Uzbekistani boxer (born 2004)

Turabek Khabibullaev (To'rabek Habibullayev Shukrilla o‘g‘li; born 9 April 2004) is an Uzbekistani amateur boxer who won a gold medal at the Youth World Championships and men's 90 kg event at the 2025 World Boxing Championships in Liverpool. He has been selected by Uzbekistan for the 2024 Summer Olympics.

== Career ==
Khabibullaev began his career by winning the middleweight gold medal at the 2022 IBA Youth World Boxing Championships in La Nucía. Later he moved into the elite senior ranks and won a bronze medal for Uzbekistan in the men’s 80 kg event at the 2022 Asian Games, held in Hangzhou in 2023. He secured qualification for the 2024 Summer Olympics through the first world qualification tournament in Busto Arsizio, where he earned one of the available quota places in the 80 kg division.

=== Olympic Games ===
Khabibullaev represented Uzbekistan in the men's 80 kg event at the 2024 Summer Olympics in Paris, where he defeated the Philippines' Eumir Marcial by unanimous decision in the round of 16 before losing to Cuba's Arlen López in the quarter-finals.

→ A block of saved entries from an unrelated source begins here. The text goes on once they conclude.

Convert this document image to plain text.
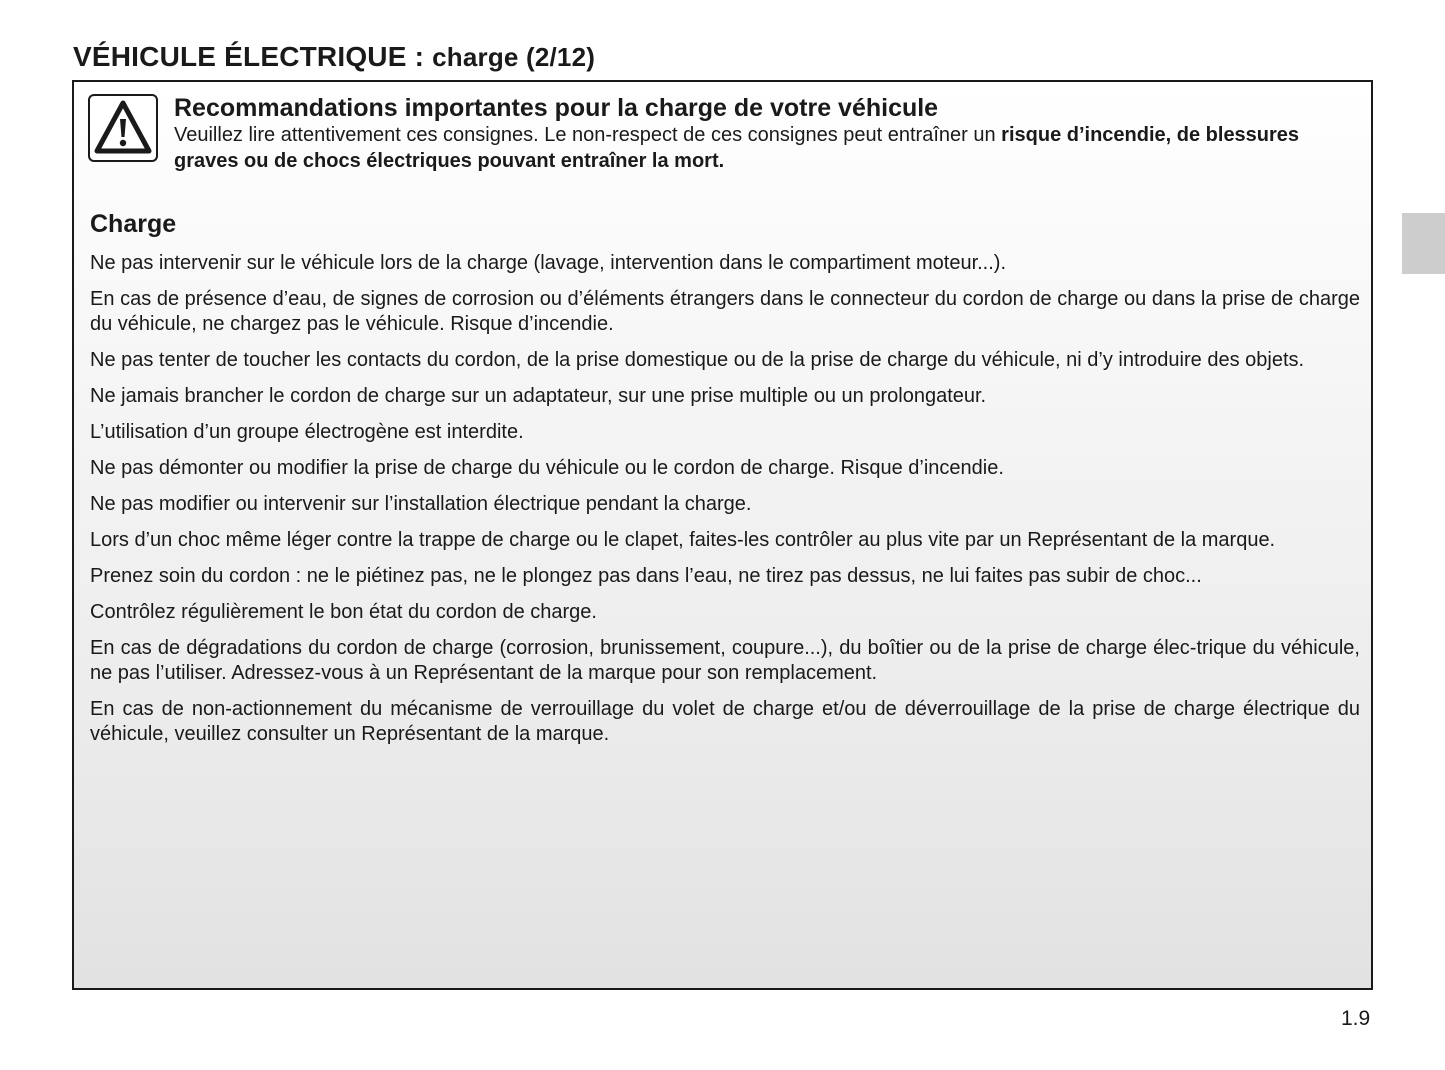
VÉHICULE ÉLECTRIQUE : charge (2/12)
Recommandations importantes pour la charge de votre véhicule
Veuillez lire attentivement ces consignes. Le non-respect de ces consignes peut entraîner un risque d’incendie, de blessures graves ou de chocs électriques pouvant entraîner la mort.
Charge

Ne pas intervenir sur le véhicule lors de la charge (lavage, intervention dans le compartiment moteur...).

En cas de présence d’eau, de signes de corrosion ou d’éléments étrangers dans le connecteur du cordon de charge ou dans la prise de charge du véhicule, ne chargez pas le véhicule. Risque d’incendie.

Ne pas tenter de toucher les contacts du cordon, de la prise domestique ou de la prise de charge du véhicule, ni d’y introduire des objets.

Ne jamais brancher le cordon de charge sur un adaptateur, sur une prise multiple ou un prolongateur.

L’utilisation d’un groupe électrogène est interdite.

Ne pas démonter ou modifier la prise de charge du véhicule ou le cordon de charge. Risque d’incendie.

Ne pas modifier ou intervenir sur l’installation électrique pendant la charge.

Lors d’un choc même léger contre la trappe de charge ou le clapet, faites-les contrôler au plus vite par un Représentant de la marque.

Prenez soin du cordon : ne le piétinez pas, ne le plongez pas dans l’eau, ne tirez pas dessus, ne lui faites pas subir de choc...

Contrôlez régulièrement le bon état du cordon de charge.

En cas de dégradations du cordon de charge (corrosion, brunissement, coupure...), du boîtier ou de la prise de charge élec-trique du véhicule, ne pas l’utiliser. Adressez-vous à un Représentant de la marque pour son remplacement.

En cas de non-actionnement du mécanisme de verrouillage du volet de charge et/ou de déverrouillage de la prise de charge électrique du véhicule, veuillez consulter un Représentant de la marque.

1.9
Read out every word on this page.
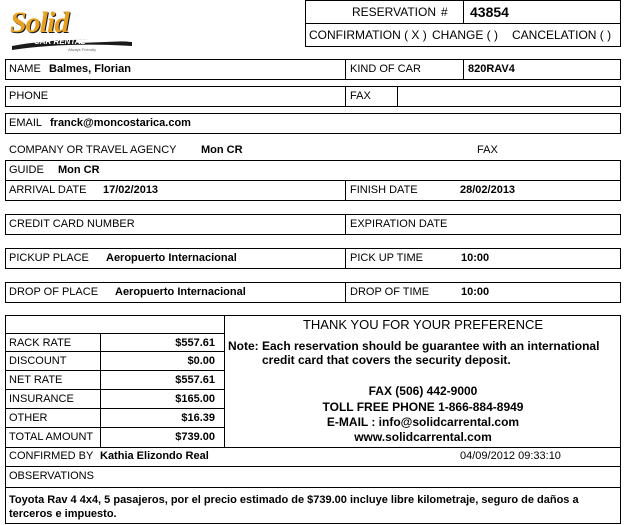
Solid
CAR RENTAL
Always Friendly
RESERVATION # 43854
CONFIRMATION ( X ) CHANGE ( ) CANCELATION ( )
NAME Balmes, Florian	KIND OF CAR	820RAV4
PHONE	FAX
EMAIL franck@moncostarica.com
COMPANY OR TRAVEL AGENCY Mon CR	FAX
GUIDE Mon CR
ARRIVAL DATE 17/02/2013	FINISH DATE	28/02/2013
CREDIT CARD NUMBER	EXPIRATION DATE
PICKUP PLACE Aeropuerto Internacional	PICK UP TIME	10:00
DROP OF PLACE Aeropuerto Internacional	DROP OF TIME	10:00
RACK RATE	$557.61
DISCOUNT	$0.00
NET RATE	$557.61
INSURANCE	$165.00
OTHER	$16.39
TOTAL AMOUNT	$739.00
THANK YOU FOR YOUR PREFERENCE
Note: Each reservation should be guarantee with an international
credit card that covers the security deposit.
FAX (506) 442-9000
TOLL FREE PHONE 1-866-884-8949
E-MAIL : info@solidcarrental.com
www.solidcarrental.com
CONFIRMED BY Kathia Elizondo Real	04/09/2012 09:33:10
OBSERVATIONS
Toyota Rav 4 4x4, 5 pasajeros, por el precio estimado de $739.00 incluye libre kilometraje, seguro de daños a
terceros e impuesto.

=== 2024 Asian Amateur Boxing Championships ===
Khabibullaev competed in the men's 80 kg event at the 2024 Asian Amateur Boxing Championships in Chiang Mai, where he won the gold medal. He defeated Abdumalik Boltaev of Tajikistan in the opening round, stopped Ahmad Samir Dawrahi of Afghanistan in the quarter-finals, beat Kazakhstan's Yerassyl Zhakpekov in the semi-finals, and overcame China's Wang Jinxiang by a 4–1 decision in the final.

2025 World Boxing Championships

Khabibullaev contested in the men's 90 kg event at the 2025 World Boxing Championships in Liverpool, where he won the gold medal. He defeated Greece's Vangelis Nanitzanian and Kazakhstan's Sagyndyk Togambay by unanimous decision, then overcame Spain's Enmanuel Reyes Pla by split decision in the semi-finals before beating Brazil's Isaias Filho by unanimous decision in the final.

=== 2025 IBA Men's World Boxing Championships ===
At the 2025 IBA Men's World Boxing Championships in Dubai, Khabibullaev competed in the heavyweight division and won the silver medal. He began his campaign with a referee-stopped victory over Brazil's Kalil Paiva, then defeated Cuba's Julio César La Cruz by split decision and Azerbaijan's Loren Alfonso by unanimous decision to advance to the final, where he lost to Russia's Muslim Gadzhimagomedov by unanimous decision.